Untuk mengatasi masalah ini, mereka telah melakukan inisiatif dengan tinggal di Merauke selama seminggu guna mencari jalan keluar dan ingin bertemu dengan Gubernur agar aspirasi mereka didengar.
Setelah melakukan koordinasi di kampung dengan Ketua Adat dan Kepala Suku, pihaknya merasa senang bahwa permintaan mereka untuk didiskusikan dengan diterima oleh Kepala Badan Kesbangpol Provinsi Papua Selatan, Paskalis Netep.
Pihaknya juga mengapresiasi diskusi yang telah berlangsung, dan berharap agar aspirasi mereka dapat ditindaklanjuti.
Sementara itu, Marthen Ndiken, yang pernah menjabat sebagai Ketua LMA Kanum selama 27 tahun, juga merasa keberatan dengan kurangnya transparansi dalam proses pendaftaran MRP.

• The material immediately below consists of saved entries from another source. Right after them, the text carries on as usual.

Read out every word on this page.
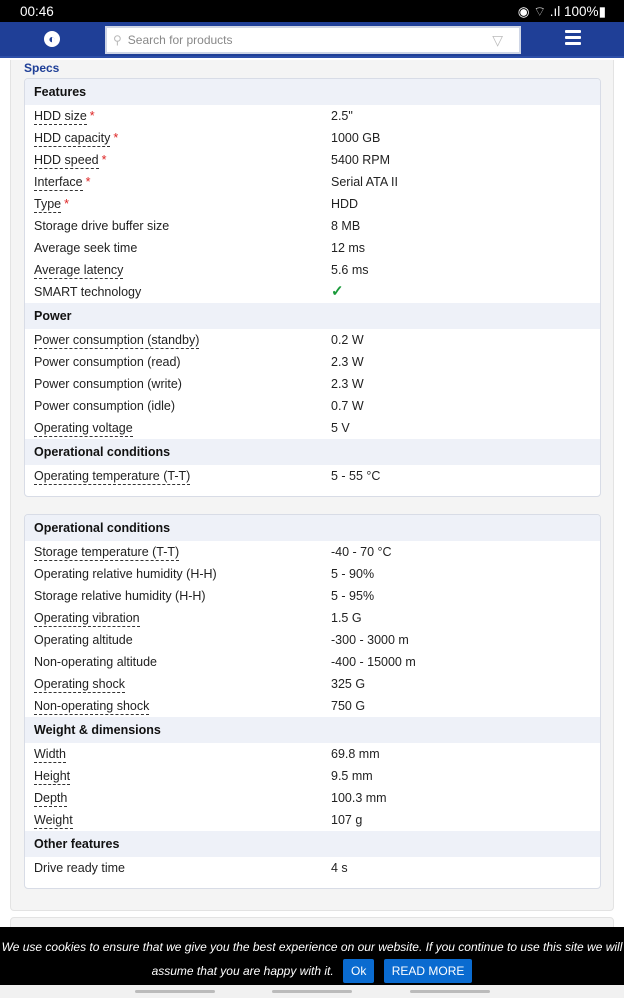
00:46	◉ ⌔ .ıl 100%▮
◐	⚲ Search for products	▽
Specs
Features
HDD size *	2.5"
HDD capacity *	1000 GB
HDD speed *	5400 RPM
Interface *	Serial ATA II
Type *	HDD
Storage drive buffer size	8 MB
Average seek time	12 ms
Average latency	5.6 ms
SMART technology	✓
Power
Power consumption (standby)	0.2 W
Power consumption (read)	2.3 W
Power consumption (write)	2.3 W
Power consumption (idle)	0.7 W
Operating voltage	5 V
Operational conditions
Operating temperature (T-T)	5 - 55 °C
Operational conditions
Storage temperature (T-T)	-40 - 70 °C
Operating relative humidity (H-H)	5 - 90%
Storage relative humidity (H-H)	5 - 95%
Operating vibration	1.5 G
Operating altitude	-300 - 3000 m
Non-operating altitude	-400 - 15000 m
Operating shock	325 G
Non-operating shock	750 G
Weight & dimensions
Width	69.8 mm
Height	9.5 mm
Depth	100.3 mm
Weight	107 g
Other features
Drive ready time	4 s
We use cookies to ensure that we give you the best experience on our website. If you continue to use this site we will assume that you are happy with it. Ok READ MORE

Ia mengatakan bahwa mereka telah mengikuti proses pendaftaran yang sesuai dengan sosialisasi yang dilakukan, namun, mereka merasa tidak diberikan informasi yang cukup mengenai proses seleksi di tingkat kabupaten.
Marthen Ndiken dan Gregorius Mbanggu berharap bahwa pemerintah dapat mendengarkan keluhan mereka dan memastikan bahwa suku Kanum dan suku Yei diakomodasi dengan baik dalam MRP.
Suku Kanum dan Suku Yei menginginkan adanya perwakilan yang mewakili kepentingan dan aspirasi suku mereka.
“Saya kecewa lagi karena pernah mendapat informasi suku kami tidak terdaftar, memangnya kami suku apa? Suku asing? Kami NKRI, Presiden saja pernah mengunjungi kami, kami suku asli Papua Selatan !” tambahnya.
Dalam pertemuan tersebut ditambahkan oleh Jeremias Ndimar, Kepala Suku Kanum di wilayah Sota dan Naukenjerai, bersama dengan tujuh kampung tambahan, juga mengungkapkan kekecewaannya terhadap kurangnya perhatian dan akomodasi terhadap suku mereka.
Mereka menyoroti kontribusi yang telah mereka berikan dalam membangun wilayah perbatasan serta meminta agar hak-hak mereka diakui dan dihargai.
“Kami telah memberikan kontribusi berharga kepada masyarakat Merauke. Kami menyediakan akses air bersih bagi penduduk setempat. Kami juga berkontribusi dengan mendirikan Pos Lintas Batas Negara (PLBN) untuk memfasilitasi lintas batas. Kami bahkan telah mengorbankan sebagian dari hutan kami untuk dijadikan Taman Nasional. Selain itu, kami dengan tulus membuka diri kepada Satuan Tugas Perbatasan karena kami adalah penganut prinsip Merah Putih.” Tambahnya.
Kedua suku ini sepakat untuk bersama-sama memperjuangkan hak-hak mereka yang telah lama terabaikan dan mengatasi ketimpangan yang ada.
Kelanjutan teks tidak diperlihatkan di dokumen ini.